November 24, 2025
Set-to over sets
Set theory with types
Math nerds clash: Is everything a set or should we keep things in their lanes
TLDR: De Bruijn’s revived essay argues math should keep objects in their own “types,” not force everything to be a set. The comments split: one side says stop labeling fights and focus on clear definitions; the other loves the minimalist elegance of building all math from one simple framework.
A vintage bombshell just dropped into modern math Twitter: NG de Bruijn’s 1973 paper on “Set Theory with Type Restrictions” resurfaced, poking the bear of “everything is a set.” The essay side-eyes the wild Zermelo–Fraenkel (ZF) world where numbers, points, and pairs are all elaborate sets, and even the nonsense of writing x ∈ x lurks. The vibe? Keep things in their types, stop forcing apples and airplanes into the same basket.

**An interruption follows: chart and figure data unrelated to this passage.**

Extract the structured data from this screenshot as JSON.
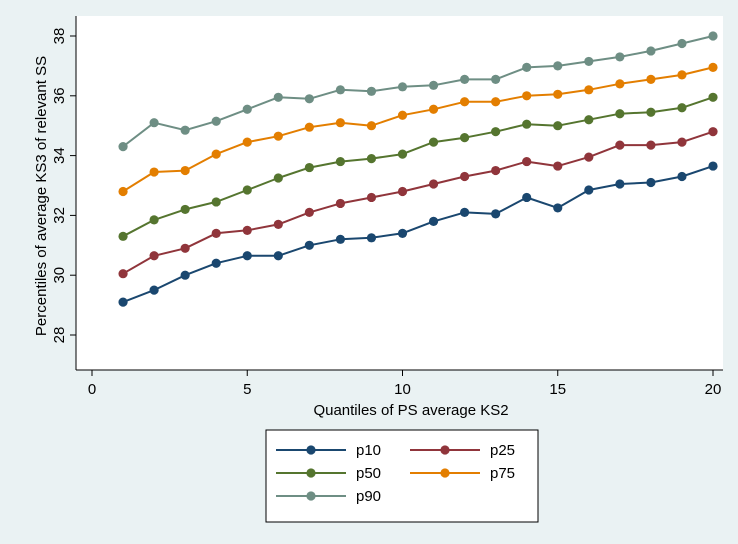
{
  "chart_data": {
    "type": "line",
    "xlabel": "Quantiles of PS average KS2",
    "ylabel": "Percentiles of average KS3 of relevant SS",
    "xlim": [
      0,
      20
    ],
    "ylim": [
      27.2,
      38.4
    ],
    "xticks": [
      0,
      5,
      10,
      15,
      20
    ],
    "yticks": [
      28,
      30,
      32,
      34,
      36,
      38
    ],
    "grid": false,
    "legend": "bottom",
    "x": [
      1,
      2,
      3,
      4,
      5,
      6,
      7,
      8,
      9,
      10,
      11,
      12,
      13,
      14,
      15,
      16,
      17,
      18,
      19,
      20
    ],
    "series": [
      {
        "name": "p10",
        "color": "#1a476f",
        "values": [
          29.1,
          29.5,
          30.0,
          30.4,
          30.65,
          30.65,
          31.0,
          31.2,
          31.25,
          31.4,
          31.8,
          32.1,
          32.05,
          32.6,
          32.25,
          32.85,
          33.05,
          33.1,
          33.3,
          33.65
        ]
      },
      {
        "name": "p25",
        "color": "#90353b",
        "values": [
          30.05,
          30.65,
          30.9,
          31.4,
          31.5,
          31.7,
          32.1,
          32.4,
          32.6,
          32.8,
          33.05,
          33.3,
          33.5,
          33.8,
          33.65,
          33.95,
          34.35,
          34.35,
          34.45,
          34.8
        ]
      },
      {
        "name": "p50",
        "color": "#55752f",
        "values": [
          31.3,
          31.85,
          32.2,
          32.45,
          32.85,
          33.25,
          33.6,
          33.8,
          33.9,
          34.05,
          34.45,
          34.6,
          34.8,
          35.05,
          35.0,
          35.2,
          35.4,
          35.45,
          35.6,
          35.95
        ]
      },
      {
        "name": "p75",
        "color": "#e37e00",
        "values": [
          32.8,
          33.45,
          33.5,
          34.05,
          34.45,
          34.65,
          34.95,
          35.1,
          35.0,
          35.35,
          35.55,
          35.8,
          35.8,
          36.0,
          36.05,
          36.2,
          36.4,
          36.55,
          36.7,
          36.95
        ]
      },
      {
        "name": "p90",
        "color": "#6e8e84",
        "values": [
          34.3,
          35.1,
          34.85,
          35.15,
          35.55,
          35.95,
          35.9,
          36.2,
          36.15,
          36.3,
          36.35,
          36.55,
          36.55,
          36.95,
          37.0,
          37.15,
          37.3,
          37.5,
          37.75,
          38.0
        ]
      }
    ]
  }
}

Cue the crowd. One camp, led by epolanski, rolled their eyes at the headlines and went full math teacher: labels don’t matter—definitions do. In other words, stop arguing what to call stuff and just say what it means. On the other side, bananaflag proudly waves the minimalist flag: being able to build all of math from one kind of object with one relation is “relaxing,” like zen for formalists. Fans joked about kindergarten set lessons and “empty set” burns, while meme lords dunked on the ordered pair = {{x},{x,y}} like it’s the world’s nerdiest IKEA hack.
The hottest drama isn’t about who’s right; it’s about vibes: tidy types versus spartan sets. De Bruijn’s old-school critique reads fresh—close the gap between math and meaning—while the comments turn it into a cage match over whether foundations should be clean, clear, or gloriously uniform.
Key Points
- •The article centers on N.G. de Bruijn’s 1973 paper proposing set theory with type restrictions to motivate AUTOMATH.
- •It contrasts Zermelo–Fraenkel (ZF) foundations with typed approaches, highlighting objections to “everything is a set.”
- •Examples of problematic ZF encodings include x ∈ x, Russell’s paradox, ordered pair coding, and naturals-as-sets.
- •Historically, “type theory” often meant higher-order logic before about 1980; today it is linked to dependent type theory in tools like Lean and Agda.
- •Typed sets align with practices in Isabelle/HOL and could be used more broadly in HOL-based proof assistants.